If demand in stores sudden deviates, an alarm will occur informing the system about potential need for additional products (and vice versa, if no sale happens). Then, based on supplier’ production status, the system will inform MES about additional/fewer quantities to be produced. Products which can be changed constantly follow open production orders in real-time. Thus if production of product A just finished, product A cannot be subject for any alteration. The further into the future the production is, the greater allowance for quantity changes. In this way systems across supplier (i.e. MES), wholesaler (i.e. WMS) and store (i.e. POS) will integrate horizontally, eliminating transfer through ERP. By allowing for “blanket” orders, the MES, WMS and CR will inform ERP about workload, opposite today, where ERP informs about workload. For reasons of speed, web-based information transfer is suggested.

6 Conclusion and Future Research Directions

The FMP production at suppliers is scheduled certain time after wholesaler sends order based on adjusted demand (i.e. wholesale order), despite actual sales is still recorded in stores – and it still runs while actual store orders are sent. No integration of planning and control systems challenges the timely information sharing [1, 2] with centrally adjusted demand [8]. By integrating the planning and control systems where demand information is created (MES, WMS and POS) across the supply chain then e.g. sudden changes to demand may be shared (near) live. Whether increase or decrease in demand it allows the entire triadic supply chain to react instantly and respond accordingly. This is particularly crucial for products processed each day e.g. ground beef/chicken/fish.

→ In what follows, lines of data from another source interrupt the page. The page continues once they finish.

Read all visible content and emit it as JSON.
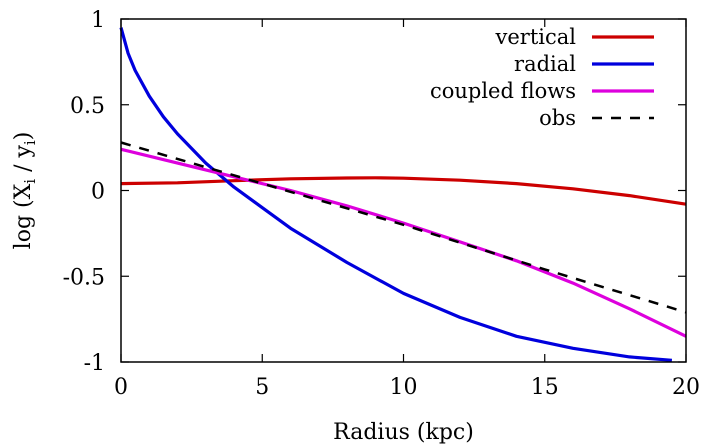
{
  "chart_data": {
    "type": "line",
    "xlabel": "Radius (kpc)",
    "ylabel_parts": [
      "log (X",
      "i",
      " / y",
      "i",
      ")"
    ],
    "xlim": [
      0,
      20
    ],
    "ylim": [
      -1,
      1
    ],
    "xticks": [
      0,
      5,
      10,
      15,
      20
    ],
    "yticks": [
      1,
      0.5,
      0,
      -0.5,
      -1
    ],
    "xtick_labels": [
      "0",
      "5",
      "10",
      "15",
      "20"
    ],
    "ytick_labels": [
      "1",
      "0.5",
      "0",
      "-0.5",
      "-1"
    ],
    "grid": false,
    "legend_position": "top-right",
    "series": [
      {
        "name": "vertical",
        "color": "#cc0000",
        "dash": "solid",
        "x": [
          0,
          2,
          4,
          6,
          8,
          9,
          10,
          12,
          14,
          16,
          18,
          20
        ],
        "y": [
          0.04,
          0.045,
          0.057,
          0.068,
          0.073,
          0.074,
          0.072,
          0.06,
          0.04,
          0.01,
          -0.03,
          -0.08
        ]
      },
      {
        "name": "radial",
        "color": "#0000dd",
        "dash": "solid",
        "x": [
          0,
          0.25,
          0.5,
          1,
          1.5,
          2,
          3,
          4,
          5,
          6,
          8,
          10,
          12,
          14,
          16,
          18,
          19.5
        ],
        "y": [
          0.95,
          0.8,
          0.7,
          0.55,
          0.43,
          0.33,
          0.16,
          0.02,
          -0.1,
          -0.22,
          -0.42,
          -0.6,
          -0.74,
          -0.85,
          -0.92,
          -0.97,
          -0.99
        ]
      },
      {
        "name": "coupled flows",
        "color": "#dd00dd",
        "dash": "solid",
        "x": [
          0,
          2,
          4,
          6,
          8,
          10,
          12,
          14,
          16,
          18,
          20
        ],
        "y": [
          0.24,
          0.16,
          0.08,
          0.0,
          -0.09,
          -0.19,
          -0.3,
          -0.41,
          -0.54,
          -0.69,
          -0.85
        ]
      },
      {
        "name": "obs",
        "color": "#000000",
        "dash": "dashed",
        "x": [
          0,
          5,
          10,
          15,
          20
        ],
        "y": [
          0.28,
          0.04,
          -0.2,
          -0.46,
          -0.71
        ]
      }
    ]
  }
}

This research has focused on major common FMP-types in grocery industry in a conceptual model. More research is needed for other FMP-types to establish the validity in sharing POS in real-time and define what supply chain characteristics must be in place – when comparing against FMP with long shelf life. Also, the framework should be tested out empirically to investigate and quantify impact on service level across the supply chain, as well as ability to meet sudden changes in demand. The focus is regular demand, hence to test the generalizability, it would be favourable to test the model in different types of demand such as campaign, product introduction or seasonal demand. Also, this study has focused on franchise retail stores with decentralized decision-making. Additional research is needed for other store-types where centralized decision-making may be used such as corporate retail chain.